Following

I don’t mean to do it, I swear to god. I don’t even notice I’m doing it until someone else points it out to me.

Like the other day. I was just walking down the hall. I had my eyes to the ground, hands in pockets, when out of nowhere the dude in front of me asked if I was following him to the bathroom. I’m pretty sure he was joking, but I was still spooked because once he drew attention to it, I realized what I’d been doing. I had even been matching my footsteps to his.

I come from a big family full of big talkers. I guess that’s why I grew up so shy and diminishing.  My dad always used to tease me when we had company over, saying I had run my mouth off enough and needed to let other people get a word in when I had been completely silent. I hated when he did that.

When I was a kid, I developed this little game. I realized early on that the more people talk, the less they tend to pay attention to their surroundings and the more they lower their guard. My mom would forget I was even in the room when she got on the phone, she would smoke (she told dad she quit) and call her mom a prickly old bitch (she once spanked me for saying “butt”) and other tasty tidbits. My parents put a stop to it pretty quick, though. My dad sat me down and told me I make other people feel bad when I stare at them. If I was older, I might’ve rebutted that he hadn’t stopped singling me out in front of company, why the fuck should I stop—no. Not really. Even now I’m still differential to a fault.
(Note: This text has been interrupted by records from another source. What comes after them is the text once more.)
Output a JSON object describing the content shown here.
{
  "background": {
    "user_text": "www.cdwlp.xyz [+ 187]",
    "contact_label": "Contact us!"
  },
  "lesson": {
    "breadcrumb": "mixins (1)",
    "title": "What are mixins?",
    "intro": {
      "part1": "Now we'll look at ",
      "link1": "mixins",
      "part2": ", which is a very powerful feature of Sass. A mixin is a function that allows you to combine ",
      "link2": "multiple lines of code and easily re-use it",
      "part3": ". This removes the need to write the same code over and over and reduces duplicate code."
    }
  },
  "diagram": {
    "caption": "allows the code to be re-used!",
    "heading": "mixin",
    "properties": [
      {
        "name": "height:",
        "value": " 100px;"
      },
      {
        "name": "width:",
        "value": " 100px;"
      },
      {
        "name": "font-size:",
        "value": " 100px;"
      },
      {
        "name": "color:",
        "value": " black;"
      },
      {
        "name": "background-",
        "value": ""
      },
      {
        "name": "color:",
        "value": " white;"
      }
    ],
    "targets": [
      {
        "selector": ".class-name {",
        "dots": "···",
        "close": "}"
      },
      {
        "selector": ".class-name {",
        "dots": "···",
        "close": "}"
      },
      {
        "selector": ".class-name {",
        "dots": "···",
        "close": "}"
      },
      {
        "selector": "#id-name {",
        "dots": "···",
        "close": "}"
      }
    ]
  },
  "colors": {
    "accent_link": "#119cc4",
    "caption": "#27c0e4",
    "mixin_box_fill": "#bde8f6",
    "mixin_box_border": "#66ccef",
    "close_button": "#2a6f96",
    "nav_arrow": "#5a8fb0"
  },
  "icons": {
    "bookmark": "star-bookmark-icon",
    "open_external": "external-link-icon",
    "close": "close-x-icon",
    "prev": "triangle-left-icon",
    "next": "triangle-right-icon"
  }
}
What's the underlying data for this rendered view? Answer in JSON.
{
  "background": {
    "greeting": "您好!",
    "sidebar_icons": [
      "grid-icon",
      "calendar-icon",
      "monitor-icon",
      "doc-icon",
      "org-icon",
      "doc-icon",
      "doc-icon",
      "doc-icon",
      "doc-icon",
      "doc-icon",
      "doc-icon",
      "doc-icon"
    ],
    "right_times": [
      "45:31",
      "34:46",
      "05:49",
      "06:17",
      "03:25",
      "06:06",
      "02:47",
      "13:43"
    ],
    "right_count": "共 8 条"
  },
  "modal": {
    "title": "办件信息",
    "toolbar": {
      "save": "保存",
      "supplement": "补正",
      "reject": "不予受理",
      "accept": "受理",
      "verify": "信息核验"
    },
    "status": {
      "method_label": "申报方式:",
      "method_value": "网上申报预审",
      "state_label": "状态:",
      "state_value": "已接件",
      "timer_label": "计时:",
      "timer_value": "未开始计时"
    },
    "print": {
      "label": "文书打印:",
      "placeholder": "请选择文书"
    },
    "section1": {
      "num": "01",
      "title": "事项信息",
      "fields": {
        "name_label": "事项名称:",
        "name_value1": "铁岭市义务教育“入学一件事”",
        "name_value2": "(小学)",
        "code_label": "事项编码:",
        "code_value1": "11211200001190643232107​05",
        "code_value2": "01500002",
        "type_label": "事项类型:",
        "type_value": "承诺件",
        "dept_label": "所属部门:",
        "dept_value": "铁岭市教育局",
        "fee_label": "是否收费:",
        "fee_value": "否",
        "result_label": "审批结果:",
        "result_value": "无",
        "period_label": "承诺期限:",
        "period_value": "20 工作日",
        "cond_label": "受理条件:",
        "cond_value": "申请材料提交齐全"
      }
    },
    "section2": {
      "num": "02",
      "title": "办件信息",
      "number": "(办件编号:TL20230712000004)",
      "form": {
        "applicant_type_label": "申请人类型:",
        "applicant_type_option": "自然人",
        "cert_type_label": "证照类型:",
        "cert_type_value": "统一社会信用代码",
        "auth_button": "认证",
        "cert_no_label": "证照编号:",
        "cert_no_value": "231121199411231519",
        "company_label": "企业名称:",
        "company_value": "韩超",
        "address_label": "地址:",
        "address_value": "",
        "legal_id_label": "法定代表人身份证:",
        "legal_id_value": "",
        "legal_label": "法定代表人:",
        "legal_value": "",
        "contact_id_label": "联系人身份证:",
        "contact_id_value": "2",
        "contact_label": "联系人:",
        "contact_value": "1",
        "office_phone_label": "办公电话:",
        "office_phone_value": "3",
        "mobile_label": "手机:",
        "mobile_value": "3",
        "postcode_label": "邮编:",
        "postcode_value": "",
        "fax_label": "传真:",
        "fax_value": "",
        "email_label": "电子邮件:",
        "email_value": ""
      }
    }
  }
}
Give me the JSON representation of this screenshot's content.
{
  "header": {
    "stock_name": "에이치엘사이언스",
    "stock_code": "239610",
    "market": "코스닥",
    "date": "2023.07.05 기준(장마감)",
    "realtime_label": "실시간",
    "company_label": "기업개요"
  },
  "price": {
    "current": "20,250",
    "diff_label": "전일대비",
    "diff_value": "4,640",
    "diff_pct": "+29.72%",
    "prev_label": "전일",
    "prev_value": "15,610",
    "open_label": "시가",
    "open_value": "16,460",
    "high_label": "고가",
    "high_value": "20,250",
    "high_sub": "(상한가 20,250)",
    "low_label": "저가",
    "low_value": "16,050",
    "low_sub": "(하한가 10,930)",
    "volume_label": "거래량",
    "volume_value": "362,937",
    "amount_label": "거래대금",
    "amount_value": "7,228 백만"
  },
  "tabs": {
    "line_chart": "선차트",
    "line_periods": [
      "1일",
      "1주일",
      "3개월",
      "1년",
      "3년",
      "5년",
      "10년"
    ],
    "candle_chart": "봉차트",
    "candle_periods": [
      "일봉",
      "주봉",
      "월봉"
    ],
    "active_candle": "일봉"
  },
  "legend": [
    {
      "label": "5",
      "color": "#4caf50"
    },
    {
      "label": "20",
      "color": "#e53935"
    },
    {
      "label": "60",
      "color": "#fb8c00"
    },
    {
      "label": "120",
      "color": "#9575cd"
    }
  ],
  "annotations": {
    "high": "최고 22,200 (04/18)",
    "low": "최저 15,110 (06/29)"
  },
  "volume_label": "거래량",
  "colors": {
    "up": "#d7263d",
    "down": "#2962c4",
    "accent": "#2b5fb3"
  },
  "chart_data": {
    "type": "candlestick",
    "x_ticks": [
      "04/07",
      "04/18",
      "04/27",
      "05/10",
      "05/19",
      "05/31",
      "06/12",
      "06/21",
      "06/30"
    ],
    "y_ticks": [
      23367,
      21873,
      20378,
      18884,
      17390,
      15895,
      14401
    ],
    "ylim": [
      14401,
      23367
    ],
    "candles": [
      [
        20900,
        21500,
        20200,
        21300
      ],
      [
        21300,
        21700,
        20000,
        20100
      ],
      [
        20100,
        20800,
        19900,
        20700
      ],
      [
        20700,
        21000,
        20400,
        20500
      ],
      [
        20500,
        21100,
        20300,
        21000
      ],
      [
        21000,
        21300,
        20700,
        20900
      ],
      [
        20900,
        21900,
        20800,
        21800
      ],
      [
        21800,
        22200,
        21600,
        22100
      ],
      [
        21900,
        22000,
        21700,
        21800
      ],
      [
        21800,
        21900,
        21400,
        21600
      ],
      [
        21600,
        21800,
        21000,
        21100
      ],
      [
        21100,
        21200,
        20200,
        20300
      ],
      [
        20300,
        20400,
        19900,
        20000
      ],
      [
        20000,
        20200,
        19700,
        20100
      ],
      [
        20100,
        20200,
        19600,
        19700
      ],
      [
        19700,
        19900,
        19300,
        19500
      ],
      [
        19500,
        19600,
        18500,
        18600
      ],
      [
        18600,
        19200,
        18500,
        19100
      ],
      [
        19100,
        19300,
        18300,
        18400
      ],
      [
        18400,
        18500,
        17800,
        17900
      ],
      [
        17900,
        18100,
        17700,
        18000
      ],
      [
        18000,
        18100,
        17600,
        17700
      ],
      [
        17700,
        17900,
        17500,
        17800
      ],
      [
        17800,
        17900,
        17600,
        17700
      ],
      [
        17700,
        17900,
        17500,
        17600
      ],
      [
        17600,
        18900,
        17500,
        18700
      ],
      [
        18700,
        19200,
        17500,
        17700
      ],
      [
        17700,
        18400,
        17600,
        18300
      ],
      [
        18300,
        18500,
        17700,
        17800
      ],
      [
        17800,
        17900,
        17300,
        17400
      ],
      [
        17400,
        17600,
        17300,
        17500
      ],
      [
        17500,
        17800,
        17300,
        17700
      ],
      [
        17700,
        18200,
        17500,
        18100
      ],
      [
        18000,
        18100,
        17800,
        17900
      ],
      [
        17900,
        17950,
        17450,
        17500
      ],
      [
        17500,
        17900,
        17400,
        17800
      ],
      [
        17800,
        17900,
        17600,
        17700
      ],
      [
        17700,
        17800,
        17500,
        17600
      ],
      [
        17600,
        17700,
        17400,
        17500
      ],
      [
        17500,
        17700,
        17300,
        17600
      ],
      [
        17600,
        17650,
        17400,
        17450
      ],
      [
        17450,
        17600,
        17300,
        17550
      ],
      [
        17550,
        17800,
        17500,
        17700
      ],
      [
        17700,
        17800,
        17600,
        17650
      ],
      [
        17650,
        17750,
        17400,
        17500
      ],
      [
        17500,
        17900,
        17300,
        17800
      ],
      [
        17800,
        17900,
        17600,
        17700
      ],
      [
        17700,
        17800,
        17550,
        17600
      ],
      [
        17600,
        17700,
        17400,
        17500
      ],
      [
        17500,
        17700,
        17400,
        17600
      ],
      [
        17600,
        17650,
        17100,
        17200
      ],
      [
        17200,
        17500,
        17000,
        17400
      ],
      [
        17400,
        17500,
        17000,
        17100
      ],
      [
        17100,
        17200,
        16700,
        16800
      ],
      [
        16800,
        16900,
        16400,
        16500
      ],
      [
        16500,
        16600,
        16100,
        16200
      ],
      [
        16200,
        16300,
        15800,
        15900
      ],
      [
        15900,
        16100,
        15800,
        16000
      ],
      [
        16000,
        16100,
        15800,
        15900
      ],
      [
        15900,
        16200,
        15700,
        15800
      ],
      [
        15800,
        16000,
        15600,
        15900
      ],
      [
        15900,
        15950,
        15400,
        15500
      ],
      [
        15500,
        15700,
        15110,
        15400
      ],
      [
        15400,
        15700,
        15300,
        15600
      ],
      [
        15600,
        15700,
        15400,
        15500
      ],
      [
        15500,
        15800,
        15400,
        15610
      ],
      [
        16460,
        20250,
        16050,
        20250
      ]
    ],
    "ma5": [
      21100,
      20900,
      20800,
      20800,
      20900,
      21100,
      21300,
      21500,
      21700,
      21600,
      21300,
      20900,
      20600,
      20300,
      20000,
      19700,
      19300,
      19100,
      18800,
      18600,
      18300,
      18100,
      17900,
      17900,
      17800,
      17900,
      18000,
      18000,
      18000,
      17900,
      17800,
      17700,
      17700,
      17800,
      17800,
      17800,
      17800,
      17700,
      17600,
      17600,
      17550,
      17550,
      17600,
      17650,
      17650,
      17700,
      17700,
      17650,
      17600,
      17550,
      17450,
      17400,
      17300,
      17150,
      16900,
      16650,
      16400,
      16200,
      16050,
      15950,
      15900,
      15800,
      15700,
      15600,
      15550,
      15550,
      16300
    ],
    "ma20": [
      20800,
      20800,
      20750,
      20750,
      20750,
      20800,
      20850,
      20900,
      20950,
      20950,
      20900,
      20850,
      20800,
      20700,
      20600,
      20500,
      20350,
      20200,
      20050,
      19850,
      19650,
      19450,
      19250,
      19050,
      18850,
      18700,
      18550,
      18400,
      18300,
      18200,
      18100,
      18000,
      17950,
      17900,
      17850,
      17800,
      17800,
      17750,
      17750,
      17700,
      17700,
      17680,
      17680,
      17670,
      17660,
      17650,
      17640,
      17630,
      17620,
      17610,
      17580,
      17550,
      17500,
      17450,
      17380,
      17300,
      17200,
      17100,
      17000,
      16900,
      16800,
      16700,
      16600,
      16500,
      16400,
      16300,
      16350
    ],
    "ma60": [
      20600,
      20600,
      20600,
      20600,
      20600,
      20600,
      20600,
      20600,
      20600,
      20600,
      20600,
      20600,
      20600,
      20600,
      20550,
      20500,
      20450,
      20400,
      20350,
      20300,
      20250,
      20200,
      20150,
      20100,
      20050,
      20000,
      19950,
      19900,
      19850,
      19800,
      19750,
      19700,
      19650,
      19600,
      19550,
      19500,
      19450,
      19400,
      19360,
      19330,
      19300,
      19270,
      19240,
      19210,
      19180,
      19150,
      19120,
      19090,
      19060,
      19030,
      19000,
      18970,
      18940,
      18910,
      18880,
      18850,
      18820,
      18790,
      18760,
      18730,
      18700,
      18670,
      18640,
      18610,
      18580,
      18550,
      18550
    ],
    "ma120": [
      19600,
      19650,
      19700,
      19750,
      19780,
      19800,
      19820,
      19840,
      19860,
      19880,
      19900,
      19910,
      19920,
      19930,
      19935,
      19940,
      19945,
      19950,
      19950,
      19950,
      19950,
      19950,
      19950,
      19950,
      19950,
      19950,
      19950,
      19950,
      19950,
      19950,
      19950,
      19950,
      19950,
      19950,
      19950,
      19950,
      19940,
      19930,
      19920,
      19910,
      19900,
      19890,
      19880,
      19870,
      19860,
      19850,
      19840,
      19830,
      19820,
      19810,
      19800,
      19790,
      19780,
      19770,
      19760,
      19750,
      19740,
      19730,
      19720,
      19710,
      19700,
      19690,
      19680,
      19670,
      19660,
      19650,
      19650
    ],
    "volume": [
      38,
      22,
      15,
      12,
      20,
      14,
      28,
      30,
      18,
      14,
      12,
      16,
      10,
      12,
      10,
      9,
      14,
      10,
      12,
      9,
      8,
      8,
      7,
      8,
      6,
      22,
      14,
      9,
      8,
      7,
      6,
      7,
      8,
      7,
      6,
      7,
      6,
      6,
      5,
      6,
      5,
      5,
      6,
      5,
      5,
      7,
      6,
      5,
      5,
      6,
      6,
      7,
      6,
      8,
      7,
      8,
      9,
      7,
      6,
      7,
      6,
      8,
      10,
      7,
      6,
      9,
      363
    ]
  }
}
I had it hammered into my head from early in life not to be selfish. Even if I didn’t get a piece of cake, even if that meant someone else had taken two, I wasn’t to say anything. My mom also told me not to get mad quite a lot. I suppose after a while it became a habit, but I’m still not quite sure why she started in the first place. I asked her: was I an angry baby? That made her laugh. No, she said, I wasn’t. What kind of baby was I, then?

My mom stopped laughing and looked right at me. I’ll never forget this. Awake, she said.

I don’t have many baby pictures. My brother’s pudgy mug was pasted all over my father’s work desk when I went to dismantle his effects. My sister was on his mini-fridge, clarinet in hand, fist propped on a no-nonsense hip. At the bottom of the junk drawer I found three-year-old me. I clung upright to the bars of my crib, staring.

I never told any of them this, but when I was little I had trouble sleeping. It wasn’t insomnia, or at least not typical insomnia. I was…afraid, for lack of a better word. It’s hard to put into words. I hated the night. I wasn’t afraid of the dark, per se. It was more like…I was afraid that the world that I saw at night was a totally different world from the world in daylight…and the night was the “real” world. No matter how warm and safe the daylight seemed, no matter how hard I tried to sleep through it, the night always came back, more solid than day. I was the only real thing in it, small and alone.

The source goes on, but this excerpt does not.